Forte è il sospetto, invece,
che la decisione - dovuta e necessaria – sia stata assunta dal governo Draghi
abbondantemente fuori tempo massimo e dopo che sono stati consumati orribili
massacri di civili in Tigray. Che l’Accordo militare Italia-Etiopia sia stato
in vigore perlomeno sino alla fine del 2021 è desumibile da quanto dichiarato
pubblicamente dalla persona che lo ha sottoscritto per conto del nostro Paese. In
una lettera alla testata Formiche.net,
pubblicata il 28 settembre scorso, la ex ministra della difesa Elisabetta Trenta
ha riconosciuto che non avrebbe siglato un accordo di collaborazione nel settore della Difesa
con le autorità etiope se avesse avuto “anche il solo dubbio su quello che invece
poi è successo”.
“In quel momento, però, non avevamo indicatori che ci
potessero far presagire il futuro”, ha aggiunto l’on. Trenta. “Intanto, il
presidente americano Joe Biden ha
firmato un ordine esecutivo per imporre sanzioni a tutti i criminali, di ogni
fazione, autori di crimini di guerra e contro l’umanità, dall’inizio della
guerra in Tigray. Ci sarà, in aggiunta, anche una riforma e un aggiornamento
riguardo alla normativa sull’embargo di armi verso l’Eritrea e l’inserimento
della stessa norma riguardante l’Etiopia (…) In questo quadro, l’Italia non
deve restare a guardare, né limitarsi al solo tentativo di inviare convogli
emergenziali. Occorrono anche gesti politici significativi come, per esempio,
sospendere quell’accordo di collaborazione nel settore della difesa da me
firmato e reso esecutivo più tardi, quando già si cominciava a intravedere la
strada che stava prendendo il Paese”.
Irresponsabilmente, invece, non solo l’Italia ha
mantenuto vigente il trattato militare, ma ha anche tentato di rafforzare la
cooperazione con l’Etiopia in ambito industriale-imprenditoriale. Da una nota
pubblicata da InfoAfrica il 24 agosto 2021 si evince che l’Agenzia per la promozione all’estero delle imprese italiane (ICE) e
l’Ambasciata d’Italia ad Addis Abeba avevano sottoscritto nei giorni precedenti
con la ministra di Stato etiopica, Yasmin Wohabrebbi, due accordi, il primo a “sostegno
dell’imprenditoria femminile nel settore del pellame e il rafforzamento dei
collegamenti con i mercati internazionali”; il secondo relativo “all’istituzione
di centri per l’impiego nelle zone rurali in tre regioni del Paese”. I due
progetti sono stati sovvenzionati dall’Italia con 5 milioni di euro.
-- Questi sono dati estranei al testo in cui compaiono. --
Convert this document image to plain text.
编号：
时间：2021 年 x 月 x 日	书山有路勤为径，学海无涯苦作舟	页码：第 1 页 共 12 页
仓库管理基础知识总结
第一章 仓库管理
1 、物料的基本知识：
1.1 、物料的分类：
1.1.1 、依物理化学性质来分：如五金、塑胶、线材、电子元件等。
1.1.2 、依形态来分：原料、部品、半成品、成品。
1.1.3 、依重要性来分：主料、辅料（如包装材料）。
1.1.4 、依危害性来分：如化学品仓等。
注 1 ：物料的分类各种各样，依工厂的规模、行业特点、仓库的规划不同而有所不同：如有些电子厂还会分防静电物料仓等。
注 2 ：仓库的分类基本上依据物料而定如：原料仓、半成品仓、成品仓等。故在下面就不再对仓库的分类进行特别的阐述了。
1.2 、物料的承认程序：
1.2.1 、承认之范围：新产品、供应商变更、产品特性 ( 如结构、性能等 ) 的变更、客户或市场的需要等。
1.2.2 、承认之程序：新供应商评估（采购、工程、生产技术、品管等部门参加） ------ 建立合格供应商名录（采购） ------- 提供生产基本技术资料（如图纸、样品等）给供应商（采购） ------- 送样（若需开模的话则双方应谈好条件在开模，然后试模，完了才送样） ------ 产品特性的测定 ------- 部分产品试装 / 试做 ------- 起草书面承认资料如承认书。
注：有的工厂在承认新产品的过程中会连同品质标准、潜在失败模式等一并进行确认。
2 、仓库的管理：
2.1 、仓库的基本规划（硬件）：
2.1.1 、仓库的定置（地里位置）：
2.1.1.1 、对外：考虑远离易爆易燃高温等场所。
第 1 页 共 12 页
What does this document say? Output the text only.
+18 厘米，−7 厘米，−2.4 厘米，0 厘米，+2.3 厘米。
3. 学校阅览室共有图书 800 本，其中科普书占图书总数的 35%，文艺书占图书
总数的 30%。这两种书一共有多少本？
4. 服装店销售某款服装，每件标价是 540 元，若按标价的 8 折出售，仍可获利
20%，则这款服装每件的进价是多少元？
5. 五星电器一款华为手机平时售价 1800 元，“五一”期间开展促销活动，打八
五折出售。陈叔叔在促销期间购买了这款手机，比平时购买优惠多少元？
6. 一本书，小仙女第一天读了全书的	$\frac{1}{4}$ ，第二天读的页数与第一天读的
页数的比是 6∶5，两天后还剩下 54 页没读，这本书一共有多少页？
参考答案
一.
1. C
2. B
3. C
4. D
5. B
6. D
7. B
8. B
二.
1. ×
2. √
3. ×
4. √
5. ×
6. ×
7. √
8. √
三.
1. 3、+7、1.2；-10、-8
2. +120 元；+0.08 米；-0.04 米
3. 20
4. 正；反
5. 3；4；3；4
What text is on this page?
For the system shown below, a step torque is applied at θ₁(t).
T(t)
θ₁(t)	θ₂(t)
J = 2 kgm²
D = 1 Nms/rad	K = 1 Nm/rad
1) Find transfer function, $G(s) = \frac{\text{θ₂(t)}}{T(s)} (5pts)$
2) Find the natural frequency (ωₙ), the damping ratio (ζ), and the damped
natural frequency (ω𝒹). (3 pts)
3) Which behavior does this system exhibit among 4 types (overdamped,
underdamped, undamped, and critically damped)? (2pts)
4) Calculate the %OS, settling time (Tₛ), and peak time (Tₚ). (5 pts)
Il 3 febbraio 2022 alcuni organi di stampa etiopi
hanno reso noto l’incontro tra i rappresentanti di due aziende italiane, il
gruppo Rimorchiatori Riuniti S.p.A. di Genova e GE Car, con l’ambasciatrice
dell’Etiopia in Italia, Demitu Hambisa Bonsa. Le società avrebbero espresso il
loro interesse a investire nei settori della logistica, dei trasporti e
dell’assemblaggio di veicoli in Etiopia. Coincidenza vuole che nella stessa
giornata l’Ambasciata italiana in Etiopia ha emesso un breve comunicato
relativo a un “incontro proficuo ed
operativo dell’Ambasciatore Agostino Palese con il Ministro delle Miniere
etiope, Takele Uma Banti, per approfondire ed esplorare collaborazioni in
settori dove l’Italia è all’avanguardia a cominciare da quello del marmo”.
Affari,
affari e ancora affari. Anche quando piovono le bombe e centinaia di migliaia
di persone sono costrette ad una fuga disperata verso l’ignoto.